Como semiólogo, viene a concluir Eco, que el fascismo ensalza la vacuidad del signo/símbolo en detrimento de la complejidad de la idea. Por eso la definición teórica de fascista es una gota inaprensible de mercurio derramado. Y de ahí que, entre ellos, se copien más los logos, mitos y proclamas que los raciocinios.

Un bello ejemplo: en la España franquista, corría el mito de una lucecilla en el Palacio de El Pardo que nunca se apagaba, la del despacho de Franco. Los propagandistas del régimen simbolizaban con aquella bombilla inextinguible el desvelado denuedo y entrega del Caudillo a la grandeza de España. Muchos españoles se lo creían. Muchos otros pensaban amargamente que sería verdad, porque a Franco no le daba el día para firmar tantas sentencias de muerte. El caso es que, incluso, aquel mito era robado.

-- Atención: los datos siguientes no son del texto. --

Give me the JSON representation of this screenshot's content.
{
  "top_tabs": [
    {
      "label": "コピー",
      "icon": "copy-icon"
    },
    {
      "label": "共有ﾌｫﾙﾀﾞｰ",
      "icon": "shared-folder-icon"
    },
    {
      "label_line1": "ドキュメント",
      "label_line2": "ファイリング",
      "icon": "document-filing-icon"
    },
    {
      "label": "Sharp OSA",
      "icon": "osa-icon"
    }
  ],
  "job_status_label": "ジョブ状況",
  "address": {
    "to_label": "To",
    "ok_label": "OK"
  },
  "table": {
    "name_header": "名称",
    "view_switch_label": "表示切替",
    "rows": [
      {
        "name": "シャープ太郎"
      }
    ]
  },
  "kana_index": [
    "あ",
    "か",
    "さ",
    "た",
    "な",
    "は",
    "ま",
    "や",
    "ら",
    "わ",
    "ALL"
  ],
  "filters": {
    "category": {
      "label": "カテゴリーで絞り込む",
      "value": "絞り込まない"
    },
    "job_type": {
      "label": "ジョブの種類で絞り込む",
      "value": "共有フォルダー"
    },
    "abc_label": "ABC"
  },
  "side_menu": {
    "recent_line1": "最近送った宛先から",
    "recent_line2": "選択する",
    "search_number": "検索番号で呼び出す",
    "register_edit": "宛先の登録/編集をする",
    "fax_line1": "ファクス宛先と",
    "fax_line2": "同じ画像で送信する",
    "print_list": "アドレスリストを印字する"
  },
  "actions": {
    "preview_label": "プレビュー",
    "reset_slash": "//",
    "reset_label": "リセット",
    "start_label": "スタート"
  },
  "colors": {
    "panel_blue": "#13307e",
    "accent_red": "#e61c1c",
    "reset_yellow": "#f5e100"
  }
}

La leyenda de la lucecita perenne, con toda su simbología, la extrajeron los franquistas más letrados del prólogo que José Antonio escribió a la edición española de El Fascismo, la obra magna de Benito Mussolini. Nos cuenta en esas páginas el fundador de la Falange su encuentro en octubre de 1933 (palacio de Venecia, en Roma) con el Duce (“El jefe. El héroe”, lo llama). “Aquella entrevista me hizo entender mejor el fascismo de Italia que la lectura de muchos libros”, arranca el falangista español. Y, a su salida de palacio, nos explica el porqué. “Se volvió hacia su mesa, despacio, a reanudar la tarea en silencio. Eran las siete de la tarde. Roma, acabadas las faenas del día, se derramaba por las calles bajo la tibia noche. Se dijera que solo el Duce permanecía laborioso, junto a su lámpara, en el rincón de una inmensa sala vacía, velando por su pueblo. ¿Qué aparato de gobernar, qué sistema de pesos y balanzas, consejos y asambleas, puede reemplazar a esa imagen del Héroe hecho Padre, que vigila junto a una lucecita perenne el afán y el descanso de su pueblo?”

A diferencia de otros movimientos ultras europeos, el fascismo y el filonazismo españoles de hoy suelen rechazar, muy furibundos, que se les califique como tales

A diferencia de otros movimientos ultras europeos, el fascismo y el filonazismo españoles de hoy suelen rechazar, muy furibundos, que se les califique como tales. La tradición viene de lejos. Cuando Hitler y Mussolini fueron derrotados en 1945, Franco eliminó la palabra fascismo de su discurso. Los falangistas, los jefes del Movimiento, se apresuraron a sustituir, en las ediciones de las obras de José Antonio, el término fascismo por el de falangismo, traicionando el espíritu de su obra.

El teoricidio fascista contemporáneo lo resume un exiguo diccionario de antónimos: no son machistas, pero tampoco feministas; no son de izquierdas ni de derechas; son animalistas taurinos; negacionistas climáticos defensores de la naturaleza; ecologistas de la energía nuclear; demócratas prohibicionistas de siglas ajenas; adalides del mercado libre que socializan las pérdidas de los trust; oligarcas defensores de la clase obrera; científicos confesionales, y en este plan.

Es una pena que Umberto Eco no haya llegado a conocer a quien, en mi modesto entender, nos ha dejado la mejor síntesis del ideario fascista jamás escuchada: “Cuando te llaman fascista, estás en el lado bueno de la historia. Cuando te llaman fascista, sabes que lo estás haciendo bien”, clamó para la posteridad Isabel Díaz Ayuso, presidenta del Partido Popular y de la Comunidad de Madrid. Sin duda, el de IDA permanecerá como el análisis más certero del pensamiento fascista que nos ofrezcan los siglos (no bromeo).

Por mucho que Umberto Eco pronostique que el ur-fascismo perdurará incluso más allá del tiempo en que los últimos siglos se hayan extinguido, la bombillita de Ayuso permanecerá encendida.